ドライバ開発とネットワークプログラミングT-Engineプログラミング入門(4)(2/6 ページ)

» 2006年09月08日 00時00分 公開
[中村 大真 パーソナルメディア株式会社,@IT MONOist]

プログラムのコンパイルと実行

 今回もまた、最初にソースコードとその実行方法を示してから、プログラムの詳細を解説することにします。

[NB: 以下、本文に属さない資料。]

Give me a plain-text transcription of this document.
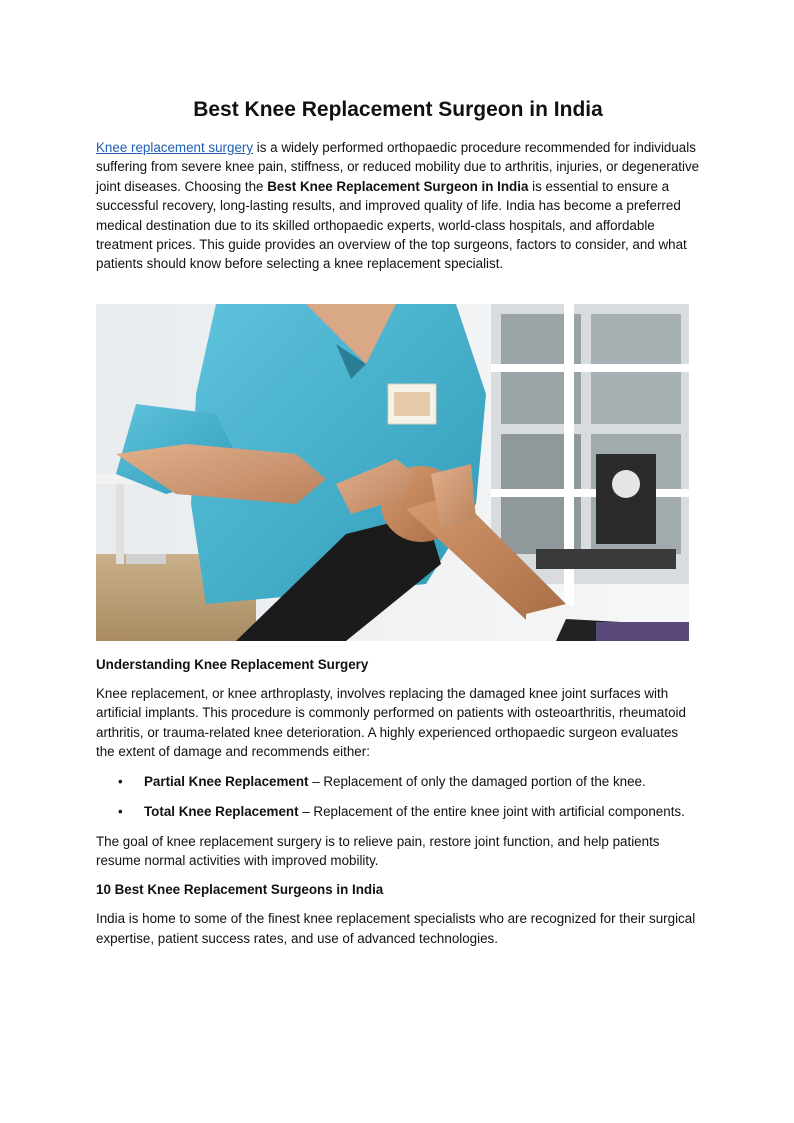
Best Knee Replacement Surgeon in India

Knee replacement surgery is a widely performed orthopaedic procedure recommended for individuals suffering from severe knee pain, stiffness, or reduced mobility due to arthritis, injuries, or degenerative joint diseases. Choosing the Best Knee Replacement Surgeon in India is essential to ensure a successful recovery, long-lasting results, and improved quality of life. India has become a preferred medical destination due to its skilled orthopaedic experts, world-class hospitals, and affordable treatment prices. This guide provides an overview of the top surgeons, factors to consider, and what patients should know before selecting a knee replacement specialist.

Understanding Knee Replacement Surgery

Knee replacement, or knee arthroplasty, involves replacing the damaged knee joint surfaces with artificial implants. This procedure is commonly performed on patients with osteoarthritis, rheumatoid arthritis, or trauma-related knee deterioration. A highly experienced orthopaedic surgeon evaluates the extent of damage and recommends either:

• Partial Knee Replacement – Replacement of only the damaged portion of the knee.
• Total Knee Replacement – Replacement of the entire knee joint with artificial components.

The goal of knee replacement surgery is to relieve pain, restore joint function, and help patients resume normal activities with improved mobility.

10 Best Knee Replacement Surgeons in India

India is home to some of the finest knee replacement specialists who are recognized for their surgical expertise, patient success rates, and use of advanced technologies.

  • リスト1 7セグメントLEDドライバ(T-Kernelベース)led.c
  • リスト2 温度センサドライバ(T-Kernelベース)thermo.c
  • リスト3 アプリケーション(プロセスベース)appl.c

 T-Kernelベースのドライバ(リスト12)については、連載第2回第3回と同様の手順でプログラムをコンパイルできます。プロセスベースのアプリケーション(リスト3)は第1回と同様です。ただし、今回はディレクトリやMakefileを作らずに直接メイクする別の方法を紹介します。

ソースファイルの準備とメイク

 適当なディレクトリ(例えばC:\cygwin\home\ユーザー名)にリスト123のソースファイルled.c、thermo.c、appl.cを保存します。次にCygwin上で以下のコマンドを実行すると、実行ファイルled、thermo、applがメイクされます。

$ cd /home/ユーザー名
$ make MACHINE=tbmx1 -f /usr/local/te/driver/etc/makerules led.o led
$ make MACHINE=tbmx1 -f /usr/local/te/driver/etc/makerules thermo.o thermo
$ make MACHINE=tbmx1 -f /usr/local/te/bappl/etc/makerules appl.o appl 

ファイル転送

 これまでと同様、ファイル転送の準備を行ってTeaboardのCLIで以下のコマンドを実行します。

[/SYS]% recv -c led 

 同様に実行ファイルthermoとapplも転送します。

ネットワーク接続

※注:
ネットワークに接続しなくても動作します。ネットワーク接続しない場合は飛ばして構いません。


 まず、イーサネットポートにLANケーブルを接続します。ネットワーク環境がIPアドレスの自動割り当てを行う場合(DHCP環境など)は、次のようにTeaboardに割り当てられたIPアドレスを確認してください(注)。

[/SYS]% ping localhost
localhost is alive <192.168.0.70> : 0 ms 

※注:
手動でIPアドレスを割り当てる場合は「netconf c」コマンドで設定してください。


プログラムの実行

 次のようにドライバled、thermoをロードして、プロセスapplを実行します。

[/SYS]% lodspg led
[/SYS]% lodspg thermo
[/SYS]% appl 

 7セグメントLED上に現在の温度が表示されます。また、温度センサを指でつまみ、体温で温度の表示が上昇することを確認してみましょう(注)。

※注:
ボード自体の発熱などにより、計測結果が実際の気温と若干異なる場合があります。また、ボードの素子のばらつきもありますので、より正確な温度測定には較正が必要です。


 ネットワークに接続しているなら、PCでWebブラウザを起動して、TeaboardへIPアドレス(上記の例では「http://192.168.0.70/」)でアクセスすると、Webブラウザ上に1秒ごとに最新の温度が表示されます。

 このプロセスは自動的には終了しませんが、[Ctrl]+[C]で強制終了できます。プロセスは資源管理されているので、オープンしていたデバイスやソケットは自動的に閉じられます。